Além disso, a peça traz misturas aparentemente incongruentes, como o popular e o erudito, o baixo e o elevado, o trágico e o cômico, a catarse e a razão, o que Cecilia sugere como reveladoras da instabilidade do universo retratado pelo espetáculo. “Dependendo do trecho que você escolhe da peça, elementos muito diferentes se apresentam”, conta a professora. Há também a constatação de que algumas das canções que fazem parte da peça, como a homônima Gota d’agua, Basta Um Dia e Bem Querer, são momentos de intensificação da experiência da protagonista, e não de distanciamento, como já se afirmou na academia.

Todas essas descobertas foram feitas ao longo de três anos, período no qual o estudo se desenvolveu e a pesquisadora se debruçou sobre o texto da peça, a história do teatro brasileiro, o período da ditadura militar, a carreira de Chico Buarque e de Paulo Pontes.

Orientada pelo professor Ivan Francisco Marques, Cecilia, ao desenvolver sua dissertação de mestrado, contribuiu para um movimento que vem crescendo na academia: a valorização do Teatro Nacional Popular Brasileiro e da presença de temas políticos na arte das décadas de 1960 e 1970. No caso da peça Gota D’água, a obra teatral se destaca por ser a adaptação teatral da peça Medeia, de Eurípedes, para a situação social e política brasileira.
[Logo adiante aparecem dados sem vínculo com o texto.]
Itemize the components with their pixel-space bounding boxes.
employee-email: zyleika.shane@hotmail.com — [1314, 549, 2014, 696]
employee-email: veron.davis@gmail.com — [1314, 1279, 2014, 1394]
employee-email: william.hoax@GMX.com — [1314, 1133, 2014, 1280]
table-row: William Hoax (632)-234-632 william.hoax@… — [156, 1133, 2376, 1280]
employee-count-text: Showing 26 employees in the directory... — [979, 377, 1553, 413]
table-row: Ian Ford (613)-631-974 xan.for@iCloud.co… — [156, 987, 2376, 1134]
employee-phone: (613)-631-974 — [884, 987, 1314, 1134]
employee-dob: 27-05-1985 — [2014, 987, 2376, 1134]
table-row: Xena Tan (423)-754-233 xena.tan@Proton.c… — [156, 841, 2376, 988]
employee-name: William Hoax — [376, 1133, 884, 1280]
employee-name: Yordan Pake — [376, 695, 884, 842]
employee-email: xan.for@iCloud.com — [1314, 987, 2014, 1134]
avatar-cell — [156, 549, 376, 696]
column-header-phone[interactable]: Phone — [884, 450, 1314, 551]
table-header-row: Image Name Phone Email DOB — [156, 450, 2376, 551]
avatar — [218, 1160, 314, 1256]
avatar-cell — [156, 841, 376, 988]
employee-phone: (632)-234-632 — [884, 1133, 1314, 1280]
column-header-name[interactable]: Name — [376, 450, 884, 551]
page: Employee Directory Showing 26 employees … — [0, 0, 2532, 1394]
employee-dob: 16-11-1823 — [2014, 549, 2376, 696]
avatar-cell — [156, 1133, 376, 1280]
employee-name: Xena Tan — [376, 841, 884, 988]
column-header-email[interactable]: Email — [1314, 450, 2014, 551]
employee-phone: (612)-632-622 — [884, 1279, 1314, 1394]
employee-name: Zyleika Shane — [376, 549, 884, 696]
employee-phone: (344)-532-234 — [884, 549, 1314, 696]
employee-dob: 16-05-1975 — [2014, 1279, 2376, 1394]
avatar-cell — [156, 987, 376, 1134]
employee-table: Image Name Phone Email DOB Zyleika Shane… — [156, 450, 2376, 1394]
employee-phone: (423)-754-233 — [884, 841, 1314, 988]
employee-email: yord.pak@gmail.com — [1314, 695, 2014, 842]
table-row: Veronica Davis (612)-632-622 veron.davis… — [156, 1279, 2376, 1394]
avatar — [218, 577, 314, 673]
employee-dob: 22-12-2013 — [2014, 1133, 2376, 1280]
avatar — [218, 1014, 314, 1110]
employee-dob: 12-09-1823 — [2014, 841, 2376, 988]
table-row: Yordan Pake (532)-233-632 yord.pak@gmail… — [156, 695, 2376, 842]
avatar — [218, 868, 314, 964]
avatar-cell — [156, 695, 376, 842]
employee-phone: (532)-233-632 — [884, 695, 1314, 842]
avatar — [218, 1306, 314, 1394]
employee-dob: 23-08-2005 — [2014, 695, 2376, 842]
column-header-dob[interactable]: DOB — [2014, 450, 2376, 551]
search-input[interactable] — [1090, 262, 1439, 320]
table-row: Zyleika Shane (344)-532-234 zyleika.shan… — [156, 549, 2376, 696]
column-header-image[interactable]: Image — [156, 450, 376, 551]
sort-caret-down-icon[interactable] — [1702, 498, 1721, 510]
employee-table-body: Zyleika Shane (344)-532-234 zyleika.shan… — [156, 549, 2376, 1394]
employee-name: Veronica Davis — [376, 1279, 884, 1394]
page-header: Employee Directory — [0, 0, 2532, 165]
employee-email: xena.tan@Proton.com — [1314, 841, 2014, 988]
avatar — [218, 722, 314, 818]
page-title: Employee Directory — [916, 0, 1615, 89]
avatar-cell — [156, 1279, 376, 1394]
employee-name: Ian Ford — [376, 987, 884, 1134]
Assim, na análise da sua estrutura, há o desafio de buscar o contraponto entre os versos de Eurípides e os versos de Buarque e Pontes.

Entre os questionamentos que precederam a elaboração do trabalho, estava a atualidade do texto, se ele ainda seria interessante em plenos anos 2000. No entanto, segundo Cecilia, a mistura de contradições, como efeitos racionalizantes e efeitos intensificadores da emoção em um mesmo texto, é a responsável por fazer com que, quase 40 anos depois, Gota D’água ainda seja um um texto de grande importância para o teatro nacional.